Au bout du parc se trouve un autre temple, le candi Sewu. Celui-ci a une autre particularité ; c’est le second plus grand temple bouddhiste de l’Indonésie, après Borobudur, mais si l’on considère, comme ce qui semble être le cas que Borobudur n’est pas vraiment un temple, il serait alors le plus grand. Ici, tout est ouvert, même si c’est en rénovation. Beaucoup de temples écroulés sur les flancs, mais le temple principal a été remis debout par une équipe d’archéologues hollandais. L’entrée dans le temple est impressionnante. On arrive dans le temple principal par une grande porte qui donne sur une salle sombre et haute de plafond dans laquelle trône un grand autel vide. Je me demande bien ce qui pouvait se trouver là auparavant. Une statue colossale du Bouddha ?
Il fait très chaud aujourd’hui et le courant d’air frais que je trouve à la croisée des coursives fait un bien fou… Tous ces temples sont superbes et sont les vestiges d’un passé grandiose.

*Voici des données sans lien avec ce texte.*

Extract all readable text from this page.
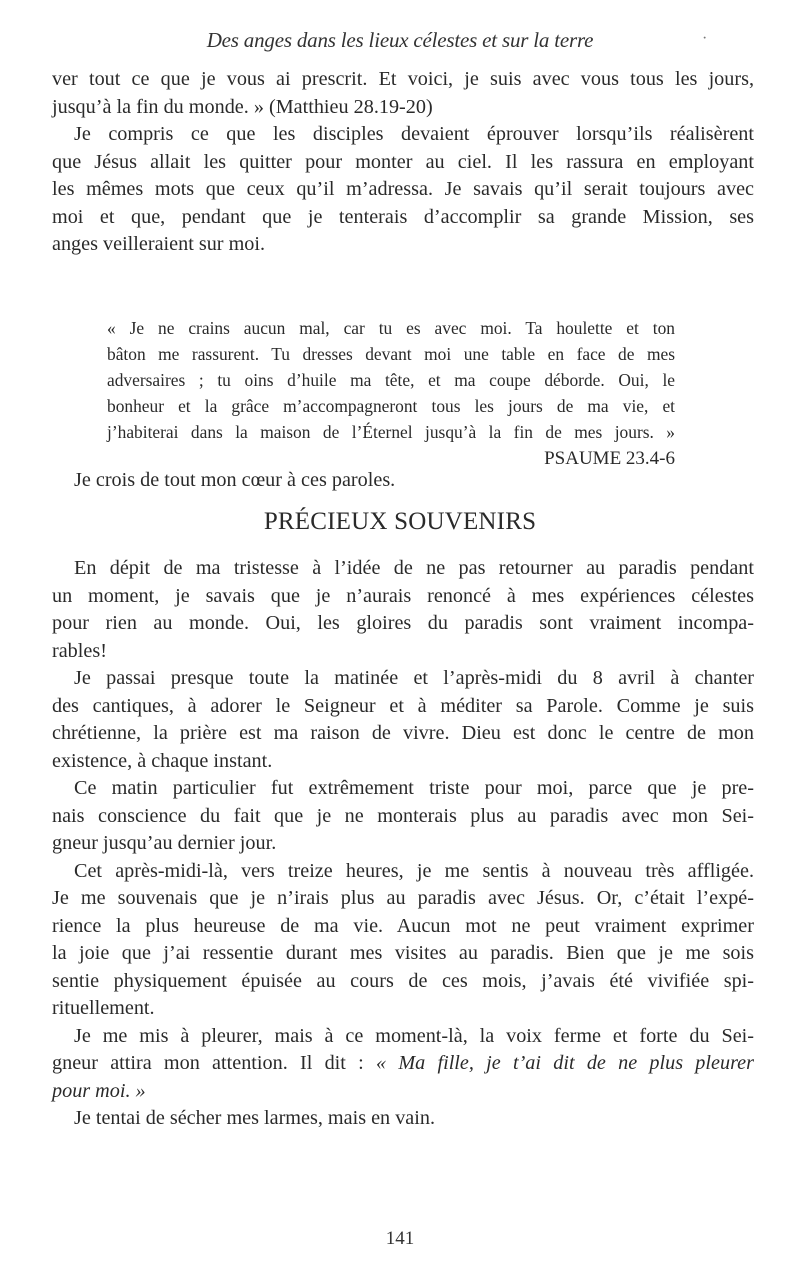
Des anges dans les lieux célestes et sur la terre	·
ver tout ce que je vous ai prescrit. Et voici, je suis avec vous tous les jours,
jusqu’à la fin du monde. » (Matthieu 28.19-20)
Je compris ce que les disciples devaient éprouver lorsqu’ils réalisèrent
que Jésus allait les quitter pour monter au ciel. Il les rassura en employant
les mêmes mots que ceux qu’il m’adressa. Je savais qu’il serait toujours avec
moi et que, pendant que je tenterais d’accomplir sa grande Mission, ses
anges veilleraient sur moi.
« Je ne crains aucun mal, car tu es avec moi. Ta houlette et ton
bâton me rassurent. Tu dresses devant moi une table en face de mes
adversaires ; tu oins d’huile ma tête, et ma coupe déborde. Oui, le
bonheur et la grâce m’accompagneront tous les jours de ma vie, et
j’habiterai dans la maison de l’Éternel jusqu’à la fin de mes jours. »
PSAUME 23.4-6
Je crois de tout mon cœur à ces paroles.
PRÉCIEUX SOUVENIRS
En dépit de ma tristesse à l’idée de ne pas retourner au paradis pendant
un moment, je savais que je n’aurais renoncé à mes expériences célestes
pour rien au monde. Oui, les gloires du paradis sont vraiment incompa-
rables!
Je passai presque toute la matinée et l’après-midi du 8 avril à chanter
des cantiques, à adorer le Seigneur et à méditer sa Parole. Comme je suis
chrétienne, la prière est ma raison de vivre. Dieu est donc le centre de mon
existence, à chaque instant.
Ce matin particulier fut extrêmement triste pour moi, parce que je pre-
nais conscience du fait que je ne monterais plus au paradis avec mon Sei-
gneur jusqu’au dernier jour.
Cet après-midi-là, vers treize heures, je me sentis à nouveau très affligée.
Je me souvenais que je n’irais plus au paradis avec Jésus. Or, c’était l’expé-
rience la plus heureuse de ma vie. Aucun mot ne peut vraiment exprimer
la joie que j’ai ressentie durant mes visites au paradis. Bien que je me sois
sentie physiquement épuisée au cours de ces mois, j’avais été vivifiée spi-
rituellement.
Je me mis à pleurer, mais à ce moment-là, la voix ferme et forte du Sei-
gneur attira mon attention. Il dit : « Ma fille, je t’ai dit de ne plus pleurer
pour moi. »
Je tentai de sécher mes larmes, mais en vain.
141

Alors pourquoi cribler le paysage de ces horribles poubelles bleues que personne n’utilise de toute façon ?
Retour en ville, sur Malioboro. De gentils étudiants veulent parler anglais avec moi et puis être pris en photo avec moi. Celui qui me parle a un anglais très hésitant, mais j’essaie de le mettre à l’aise. Nous rigolons bien, et après ils veulent me faire visiter la ville. Je décline gentiment. Je visite le marché du batik (Beringharjo), celui qu’un gentil monsieur m’avait conseillé près du Taman Sari, et dès l’entrée, on me dissuade d’entrer en me disant qu’il n’y a rien après, juste finalement des commerçants plus honnêtes que les autres qui vendent leur produits au prix juste. C’est infernal cette manie de vouloir vendre plus cher au touriste… Tout le monde me regarde, me scrute, certains sourient, d’autres me disent “hello mister”, à quoi je réponds “selamat sore”, alors on rit beaucoup parce que je dis deux mots de bahasa, certains me touchent, peut-être pour éprouver ma réalité physique. Un touriste, ici, quelle idée saugrenue !!
Retour à l’hôtel à l’heure du thé, avec un beignet de banane au fromage rapé, sous une lumière jaune de fin de journée.
Je mange au resto de l’hôtel, un gudeg manggar (jeunes fleurs de coco, poulet cuit dans le lait de coco et légumes cuits à la vapeur) accompagné d’un gin fizz (qu’ici on prononce guine fisse). Ici on boit de l’alcool et on vend aussi des préservatifs aux caisses des supermarchés, tenues par des jeunes filles voilées.